DOCUMENT – "En décembre 2016, lors de l’examen du projet de budget du Ministère des Postes et des Télécommunications pour l’année 2017, à l’Assemblée nationale, le Ministre du Budget, Birima Mangara, affirma que La Poste était «redevable» à l’Etat de 130 milliards de francs CFA. Toujours à cette même Assemblée, un an auparavant, le Ministre des Postes, Yaya Abdoul Kane, indiquait que cette dette était d’environ 100 milliards. C’est dire que la dette de La Poste à l’égard de l’Etat avait augmenté de 30 milliards rien qu’au cours de l’année 2016. Cette analyse est confortée par l’affirmation de la Direction de la Prévision et des Etudes Economique, en novembre 2016 : «Depuis le début de l'année 2016, le trésor public a compensé des chèques CCP pour 86, 24 Milliards contre 63,183 milliards de remboursements obtenus, soit 23,057 milliards de tirage sur la trésorerie courante de l'année.»

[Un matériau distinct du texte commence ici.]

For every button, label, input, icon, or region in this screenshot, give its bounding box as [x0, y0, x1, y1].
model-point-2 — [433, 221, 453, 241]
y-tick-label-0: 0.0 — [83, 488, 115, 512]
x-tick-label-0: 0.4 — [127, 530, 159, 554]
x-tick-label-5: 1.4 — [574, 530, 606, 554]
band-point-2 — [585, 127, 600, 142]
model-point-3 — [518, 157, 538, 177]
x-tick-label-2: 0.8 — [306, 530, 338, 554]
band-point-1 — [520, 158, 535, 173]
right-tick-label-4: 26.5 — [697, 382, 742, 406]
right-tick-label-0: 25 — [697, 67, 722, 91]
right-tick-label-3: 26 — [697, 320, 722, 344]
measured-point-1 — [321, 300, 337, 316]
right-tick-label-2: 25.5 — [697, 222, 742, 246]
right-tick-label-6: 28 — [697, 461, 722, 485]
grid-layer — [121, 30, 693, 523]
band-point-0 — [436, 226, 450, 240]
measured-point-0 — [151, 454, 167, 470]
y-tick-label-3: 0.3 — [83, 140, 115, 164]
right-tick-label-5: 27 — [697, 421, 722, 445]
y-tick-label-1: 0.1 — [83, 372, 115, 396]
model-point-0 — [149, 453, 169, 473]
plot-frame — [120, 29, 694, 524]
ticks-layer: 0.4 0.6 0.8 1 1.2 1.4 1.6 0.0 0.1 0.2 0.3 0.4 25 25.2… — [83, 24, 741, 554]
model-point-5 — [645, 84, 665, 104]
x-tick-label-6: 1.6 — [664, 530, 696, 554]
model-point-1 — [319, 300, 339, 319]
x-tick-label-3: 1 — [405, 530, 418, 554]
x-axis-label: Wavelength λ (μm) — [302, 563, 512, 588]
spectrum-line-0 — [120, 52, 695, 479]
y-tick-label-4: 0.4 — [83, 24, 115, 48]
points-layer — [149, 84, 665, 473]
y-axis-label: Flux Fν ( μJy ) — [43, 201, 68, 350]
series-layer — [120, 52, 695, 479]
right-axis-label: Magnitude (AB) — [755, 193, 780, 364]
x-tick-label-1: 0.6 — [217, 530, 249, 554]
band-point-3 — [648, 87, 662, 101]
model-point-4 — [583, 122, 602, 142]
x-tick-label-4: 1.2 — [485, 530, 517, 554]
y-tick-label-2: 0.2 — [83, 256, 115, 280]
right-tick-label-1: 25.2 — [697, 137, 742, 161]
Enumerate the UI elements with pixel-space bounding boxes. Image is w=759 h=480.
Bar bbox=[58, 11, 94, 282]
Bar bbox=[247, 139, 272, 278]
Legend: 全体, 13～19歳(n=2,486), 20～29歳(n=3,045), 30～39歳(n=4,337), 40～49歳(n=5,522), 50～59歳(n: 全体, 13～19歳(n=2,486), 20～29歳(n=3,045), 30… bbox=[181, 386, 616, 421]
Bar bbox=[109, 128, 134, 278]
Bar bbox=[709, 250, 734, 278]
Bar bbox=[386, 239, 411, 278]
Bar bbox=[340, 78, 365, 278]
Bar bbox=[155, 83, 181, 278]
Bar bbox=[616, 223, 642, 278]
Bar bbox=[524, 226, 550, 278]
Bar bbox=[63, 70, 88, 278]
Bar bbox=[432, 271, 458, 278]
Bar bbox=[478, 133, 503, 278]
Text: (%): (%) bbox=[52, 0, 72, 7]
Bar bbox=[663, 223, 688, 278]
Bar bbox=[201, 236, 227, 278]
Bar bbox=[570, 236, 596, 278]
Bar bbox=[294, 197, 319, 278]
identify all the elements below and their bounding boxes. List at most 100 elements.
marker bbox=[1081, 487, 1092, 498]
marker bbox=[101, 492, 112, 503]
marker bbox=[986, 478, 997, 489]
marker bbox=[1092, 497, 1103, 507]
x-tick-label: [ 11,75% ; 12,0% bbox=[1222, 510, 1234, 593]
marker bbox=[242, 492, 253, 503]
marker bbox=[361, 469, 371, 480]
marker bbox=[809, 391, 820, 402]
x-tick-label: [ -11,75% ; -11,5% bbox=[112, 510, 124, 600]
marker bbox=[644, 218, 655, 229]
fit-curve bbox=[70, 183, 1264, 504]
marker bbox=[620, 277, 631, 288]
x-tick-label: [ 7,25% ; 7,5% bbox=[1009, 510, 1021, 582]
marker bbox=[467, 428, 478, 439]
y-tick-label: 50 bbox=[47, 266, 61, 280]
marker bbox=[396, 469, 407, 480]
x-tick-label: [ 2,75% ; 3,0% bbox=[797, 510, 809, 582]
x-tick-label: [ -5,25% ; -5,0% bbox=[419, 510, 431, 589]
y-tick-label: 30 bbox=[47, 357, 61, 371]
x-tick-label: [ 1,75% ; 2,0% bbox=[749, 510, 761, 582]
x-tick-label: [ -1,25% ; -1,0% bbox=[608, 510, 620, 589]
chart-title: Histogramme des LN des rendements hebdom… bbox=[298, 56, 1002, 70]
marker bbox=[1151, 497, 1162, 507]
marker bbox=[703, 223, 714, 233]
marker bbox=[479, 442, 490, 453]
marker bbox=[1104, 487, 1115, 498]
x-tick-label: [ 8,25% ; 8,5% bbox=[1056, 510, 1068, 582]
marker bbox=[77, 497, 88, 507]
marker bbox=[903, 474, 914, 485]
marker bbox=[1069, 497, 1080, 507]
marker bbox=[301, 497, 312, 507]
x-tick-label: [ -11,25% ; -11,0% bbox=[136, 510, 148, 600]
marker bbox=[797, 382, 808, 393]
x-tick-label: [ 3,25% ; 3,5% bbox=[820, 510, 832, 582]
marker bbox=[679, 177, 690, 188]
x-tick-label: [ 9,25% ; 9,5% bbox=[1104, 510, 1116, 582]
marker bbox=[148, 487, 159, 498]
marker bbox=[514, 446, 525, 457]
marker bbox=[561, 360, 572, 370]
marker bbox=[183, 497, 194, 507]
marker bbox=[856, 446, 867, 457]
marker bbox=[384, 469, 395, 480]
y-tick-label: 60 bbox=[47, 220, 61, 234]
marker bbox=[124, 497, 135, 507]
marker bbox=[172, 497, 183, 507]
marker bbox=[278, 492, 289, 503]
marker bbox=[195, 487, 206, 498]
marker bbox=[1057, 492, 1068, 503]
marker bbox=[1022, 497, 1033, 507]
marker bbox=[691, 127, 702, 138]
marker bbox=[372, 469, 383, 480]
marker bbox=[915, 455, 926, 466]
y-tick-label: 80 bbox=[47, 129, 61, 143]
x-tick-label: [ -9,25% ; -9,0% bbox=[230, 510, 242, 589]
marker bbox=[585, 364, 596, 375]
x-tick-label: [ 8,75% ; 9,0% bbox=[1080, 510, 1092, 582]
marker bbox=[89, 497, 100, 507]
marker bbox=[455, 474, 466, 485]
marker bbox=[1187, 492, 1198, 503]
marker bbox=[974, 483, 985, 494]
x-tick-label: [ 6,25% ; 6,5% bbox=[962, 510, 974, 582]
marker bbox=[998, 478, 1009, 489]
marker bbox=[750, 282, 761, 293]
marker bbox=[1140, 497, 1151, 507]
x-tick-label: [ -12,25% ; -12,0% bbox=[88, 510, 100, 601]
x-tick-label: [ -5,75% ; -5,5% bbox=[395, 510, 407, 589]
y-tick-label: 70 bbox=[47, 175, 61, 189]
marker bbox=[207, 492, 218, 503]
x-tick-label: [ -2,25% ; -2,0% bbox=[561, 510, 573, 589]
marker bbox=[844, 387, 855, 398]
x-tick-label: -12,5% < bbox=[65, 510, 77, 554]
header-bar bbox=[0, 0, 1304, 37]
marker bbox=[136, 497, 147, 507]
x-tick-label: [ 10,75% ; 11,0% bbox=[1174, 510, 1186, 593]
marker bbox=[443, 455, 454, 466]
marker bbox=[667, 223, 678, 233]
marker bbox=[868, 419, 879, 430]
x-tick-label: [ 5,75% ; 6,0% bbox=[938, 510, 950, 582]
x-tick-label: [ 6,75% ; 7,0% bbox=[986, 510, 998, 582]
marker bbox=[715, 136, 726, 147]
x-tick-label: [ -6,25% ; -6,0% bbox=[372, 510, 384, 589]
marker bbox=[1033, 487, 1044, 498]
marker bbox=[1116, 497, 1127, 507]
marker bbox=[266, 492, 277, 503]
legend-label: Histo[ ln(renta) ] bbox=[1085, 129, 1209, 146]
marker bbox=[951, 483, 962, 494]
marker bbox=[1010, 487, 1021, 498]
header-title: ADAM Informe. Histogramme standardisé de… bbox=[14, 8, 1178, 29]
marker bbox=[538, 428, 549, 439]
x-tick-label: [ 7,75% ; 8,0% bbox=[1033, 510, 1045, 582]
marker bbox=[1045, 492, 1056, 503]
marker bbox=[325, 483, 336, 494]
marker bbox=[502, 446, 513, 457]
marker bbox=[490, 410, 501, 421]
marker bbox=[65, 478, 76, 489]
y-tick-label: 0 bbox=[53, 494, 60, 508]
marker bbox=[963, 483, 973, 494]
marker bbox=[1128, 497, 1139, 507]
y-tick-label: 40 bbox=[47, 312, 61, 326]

Entre 2013 et fin 2016, pas moins de 60 milliards du Trésor public ont été consommés par La Poste, sans aucune politique étatique officiellement définie qui sous-tende ce phénomène. Le lundi 05 décembre 2016, dans le communiqué sanctionnant la 3ème revue de l’Instrument de Soutien à la Politique Economique (ISPE) entre le Sénégal et le FMI, la Société Nationale La Poste a été évoquée. Il y est mentionné : «...Les opérations du Trésor, en proie à des difficultés dues à des arriérés de longue date et aux problèmes financiers de La Poste.» Cette «situation» est soulignée à la rubrique des freins internes à la croissance du pays. En d’autres termes, les relations entre La Poste et le Trésor, caractérisées par une assistance financière déguisée, non officielle et pas du tout maîtrisée, constitue aujourd’hui un des facteurs bloquants du développement de notre pays.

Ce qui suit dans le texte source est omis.